Kazakhstan has commissioned its largest-ever tankers to carry oil across the sea to ports in Azerbaijan, Russia and Iran.
These three tankers – Atyrau, Aktobe and Oral – will allow Kazakhstan to expand the amount of crude it transports out of the Port of Aktau by 57 percent. Shipments are expected to jump from 7 million tons this year to 11 million by 2014.
The new tankers are part of an effort to diversify Kazakhstan’s oil-distribution network, which relies heavily on pipelines running through Russia to the Black and Baltic seas.
Alternative distribution will be especially important when the giant Kashagan offshore field comes on line in the next few years.
Russia’s largest shipyard, Krasnoye Sormovo in Nizhny Novgorod, built the three new tankers at a combined cost of $66.45 million for Kazakhstan’s state-owned shipping company KazMorTransFlot.
They are not only the largest tankers in Kazakhstan’s fleet, but the biggest on the Caspian.
The Atyrau, commissioned in September 2009, and the Aktobe, in late May this year, weigh 13,000 tons.
The Oral, commissioned in late July, is a little larger, weighing close to 13,500 tons.
The tankers join three others in Kazakhstan’s fleet that are a shade smaller – the Almaty, Astana and Aktau, each of which weighs 12,000 tons. Built by Russia’s Vyborgskiy company, the 12,000-ton tankers were then sailed down the Volga to Russia’s Caspian port of Astrakhan. From Astrakhan it was a relatively short sail to Atyrau.
Maritime experts who know the Caspian consider 13,000-ton tankers the largest that should be used in the sea, given the often-turbulent weather and the shallow depth of many areas.
But several other countries are considering building much larger tankers for the Caspian.
In fact, South Korea’s Hyundai and Italy’s Eni plan to open shipyards in Kazakhstan to undertake this task.
Other international companies are considering opening shipyards in Caspian Sea countries other than Kazakhstan, such as South Korea’s STX Shipbuilding who wants to set up shop in Azerbaijan.
STX has raised eyebrows by saying it wants to build 63,000-ton Panamax-class tankers for the Caspian.
This causes difficulties when it comes to loading and unloading cargo on the tankers.
Ports that are able to facilitate tankers of that size must have single-buoy mooring systems to load and unload.
A single-buoy system is an alternative to a dock for tankers too large to tie up at shore. Tankers have to attach themselves to the buoy, which is some distance from the dock, for loading and unloading cargo.
A couple of years ago, a joint venture between Georgia’s Greenoak Shipping and the National Iranian Tanker Company announced that it would build Panamax-class tankers on the Caspian as well.

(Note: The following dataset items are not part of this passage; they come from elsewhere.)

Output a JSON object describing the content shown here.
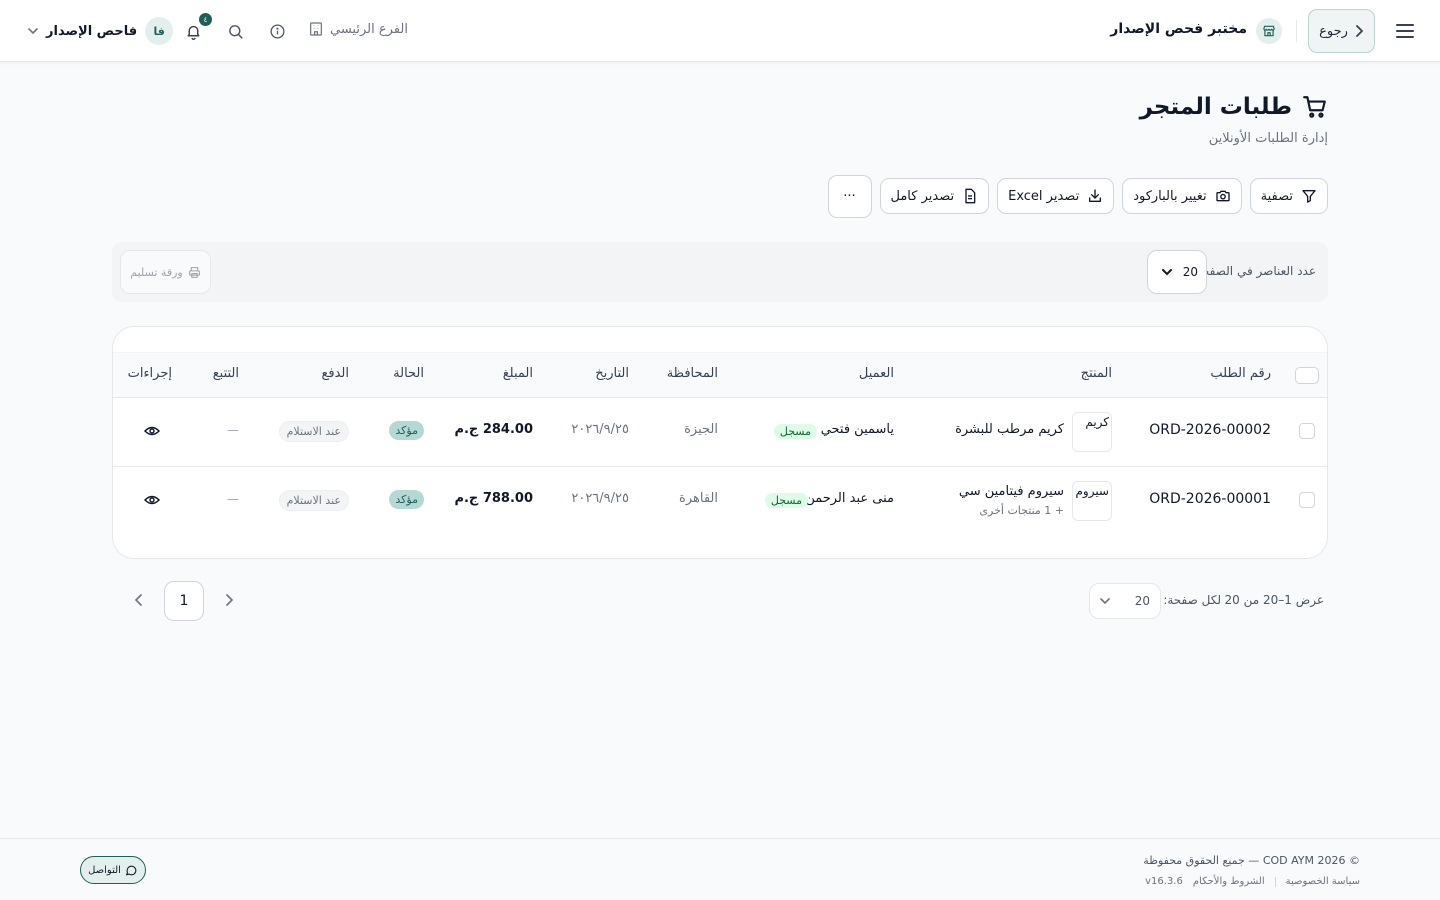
{
  "header": {
    "back_label": "رجوع",
    "store_name": "مختبر فحص الإصدار",
    "branch_label": "الفرع الرئيسي",
    "notification_count": "٤",
    "user_name": "فاحص الإصدار",
    "user_initials": "فا"
  },
  "page": {
    "title": "طلبات المتجر",
    "subtitle": "إدارة الطلبات الأونلاين"
  },
  "toolbar": {
    "filter_label": "تصفية",
    "barcode_label": "تغيير بالباركود",
    "export_excel_label": "تصدير Excel",
    "export_full_label": "تصدير كامل",
    "more_label": "···"
  },
  "filter_bar": {
    "per_page_label": "عدد العناصر في الصفحة:",
    "per_page_value": "20",
    "delivery_sheet_label": "ورقة تسليم"
  },
  "table": {
    "columns": {
      "order_id": "رقم الطلب",
      "product": "المنتج",
      "customer": "العميل",
      "governorate": "المحافظة",
      "date": "التاريخ",
      "amount": "المبلغ",
      "status": "الحالة",
      "payment": "الدفع",
      "tracking": "التتبع",
      "actions": "إجراءات"
    },
    "rows": [
      {
        "order_id": "ORD-2026-00002",
        "thumb_alt": "كريم",
        "product": "كريم مرطب للبشرة",
        "product_more": "",
        "customer": "ياسمين فتحي",
        "customer_badge": "مسجل",
        "governorate": "الجيزة",
        "date": "٢٠٢٦/٩/٢٥",
        "amount": "284.00 ج.م",
        "status": "مؤكد",
        "payment": "عند الاستلام",
        "tracking": "—"
      },
      {
        "order_id": "ORD-2026-00001",
        "thumb_alt": "سيروم",
        "product": "سيروم فيتامين سي",
        "product_more": "+ 1 منتجات أخرى",
        "customer": "منى عبد الرحمن",
        "customer_badge": "مسجل",
        "governorate": "القاهرة",
        "date": "٢٠٢٦/٩/٢٥",
        "amount": "788.00 ج.م",
        "status": "مؤكد",
        "payment": "عند الاستلام",
        "tracking": "—"
      }
    ]
  },
  "pagination": {
    "showing_text": "عرض 1–20 من 20",
    "per_page_label": "لكل صفحة:",
    "per_page_value": "20",
    "current_page": "1"
  },
  "footer": {
    "copyright": "© 2026 COD AYM — جميع الحقوق محفوظة",
    "privacy": "سياسة الخصوصية",
    "terms": "الشروط والأحكام",
    "version": "v16.3.6",
    "contact_label": "التواصل"
  },
  "colors": {
    "accent": "#1f5f58",
    "accent_light": "#e3efed",
    "registered_badge": "#dcfce7",
    "confirmed_badge": "#b6d8d4"
  },
  "icons": [
    "menu-icon",
    "chevron-right-icon",
    "store-icon",
    "building-icon",
    "info-icon",
    "search-icon",
    "bell-icon",
    "chevron-down-icon",
    "cart-icon",
    "filter-icon",
    "camera-icon",
    "download-icon",
    "file-icon",
    "printer-icon",
    "eye-icon",
    "chevron-left-icon",
    "chat-icon"
  ]
}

But the international companies involved in the Kashagan and Tengizchevroil oilfield projects, which include American firms, have expressed concern “about the prospect of using Panamax-class tankers,” said Andrey Varochkin from Russia’s shipbuilding MNP Group.

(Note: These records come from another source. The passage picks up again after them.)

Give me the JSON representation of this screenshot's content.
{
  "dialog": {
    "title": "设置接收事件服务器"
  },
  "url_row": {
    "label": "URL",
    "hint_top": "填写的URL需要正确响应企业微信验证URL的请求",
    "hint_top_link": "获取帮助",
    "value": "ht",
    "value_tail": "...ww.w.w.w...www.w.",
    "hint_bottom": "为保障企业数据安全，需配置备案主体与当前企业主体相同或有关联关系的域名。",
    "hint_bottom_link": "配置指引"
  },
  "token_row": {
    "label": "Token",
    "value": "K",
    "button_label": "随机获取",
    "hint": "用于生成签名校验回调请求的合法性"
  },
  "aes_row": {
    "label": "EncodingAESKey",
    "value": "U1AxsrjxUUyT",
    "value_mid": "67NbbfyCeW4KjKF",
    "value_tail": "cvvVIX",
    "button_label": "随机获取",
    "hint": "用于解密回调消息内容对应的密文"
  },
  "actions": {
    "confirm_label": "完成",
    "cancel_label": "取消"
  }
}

One of the reasons for this hesitation is the stormy climate of the Caspian, according to Christopher Innes of Shell Oil. He studied the Caspian at the behest of the Offshore Kazakhstan International Operating Company, or OKIOK, which has since 2001 been known as AGIP KCO.

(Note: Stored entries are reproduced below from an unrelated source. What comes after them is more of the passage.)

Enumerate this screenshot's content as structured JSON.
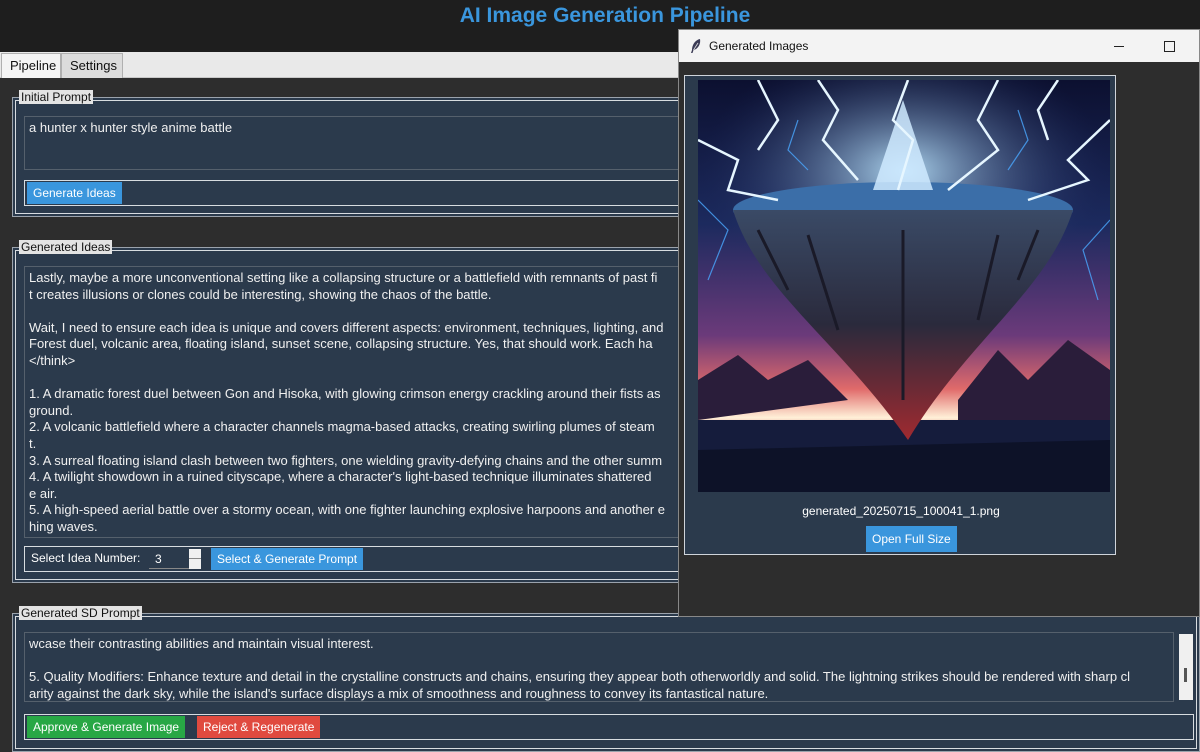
{
  "app": {
    "title": "AI Image Generation Pipeline"
  },
  "tabs": [
    {
      "label": "Pipeline"
    },
    {
      "label": "Settings"
    }
  ],
  "initial_prompt": {
    "label": "Initial Prompt",
    "text": "a hunter x hunter style anime battle",
    "generate_button": "Generate Ideas"
  },
  "generated_ideas": {
    "label": "Generated Ideas",
    "text": "Lastly, maybe a more unconventional setting like a collapsing structure or a battlefield with remnants of past fi\nt creates illusions or clones could be interesting, showing the chaos of the battle.\n\nWait, I need to ensure each idea is unique and covers different aspects: environment, techniques, lighting, and\nForest duel, volcanic area, floating island, sunset scene, collapsing structure. Yes, that should work. Each ha\n</think>\n\n1. A dramatic forest duel between Gon and Hisoka, with glowing crimson energy crackling around their fists as\nground.\n2. A volcanic battlefield where a character channels magma-based attacks, creating swirling plumes of steam\nt.\n3. A surreal floating island clash between two fighters, one wielding gravity-defying chains and the other summ\n4. A twilight showdown in a ruined cityscape, where a character's light-based technique illuminates shattered\ne air.\n5. A high-speed aerial battle over a stormy ocean, with one fighter launching explosive harpoons and another e\nhing waves.",
    "select_label": "Select Idea Number:",
    "idea_number": "3",
    "select_button": "Select & Generate Prompt"
  },
  "sd_prompt": {
    "label": "Generated SD Prompt",
    "text": "wcase their contrasting abilities and maintain visual interest.\n\n5. Quality Modifiers: Enhance texture and detail in the crystalline constructs and chains, ensuring they appear both otherworldly and solid. The lightning strikes should be rendered with sharp cl\narity against the dark sky, while the island's surface displays a mix of smoothness and roughness to convey its fantastical nature.",
    "approve_button": "Approve & Generate Image",
    "reject_button": "Reject & Regenerate"
  },
  "popup": {
    "title": "Generated Images",
    "filename": "generated_20250715_100041_1.png",
    "open_button": "Open Full Size"
  },
  "colors": {
    "accent_blue": "#3a96dd",
    "approve_green": "#28a745",
    "reject_red": "#e04a3f",
    "panel_bg": "#2b3a4c"
  }
}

“There are only 40 days of calm, windless weather in the Caspian Sea, and this greatly limits its navigability,” Innes said. “The sea is turbulent, and the risk is high for ships with large displacement to overturn.”
Strong winds at Turkmenistan’s port of Turkmenbashi almost halved the loading of oil products several times last summer. Between July 6 and 8, for example, loading fell to 47,000 tons, compared to 61,600 tons loaded during a similar three-day period the week before.
Weather also limited loading at Aktau during part of July 2009.
Shallow areas of the Caspian pose as grave a threat to large tankers as bad weather, Innes said.
A major part of the shallow-seabed threat is lack of updated navigational maps that show depth, he said.
“It is not a secret that Caspian Sea depth measurements and pilot maps were mostly made by experts from the Caspian State Shipping Company” in Azerbaijan during the days of the Soviet Union, Innes said.
In the 19 years since the collapse of the Soviet Union, no government or organization has come forward with the money to rechart the Caspian, he said.
And the Caspian’s seabed undergoes major shifts nearly every year.
“Eighteen years is a long time for a sea like the Caspian Sea” to go uncharted, Innes said.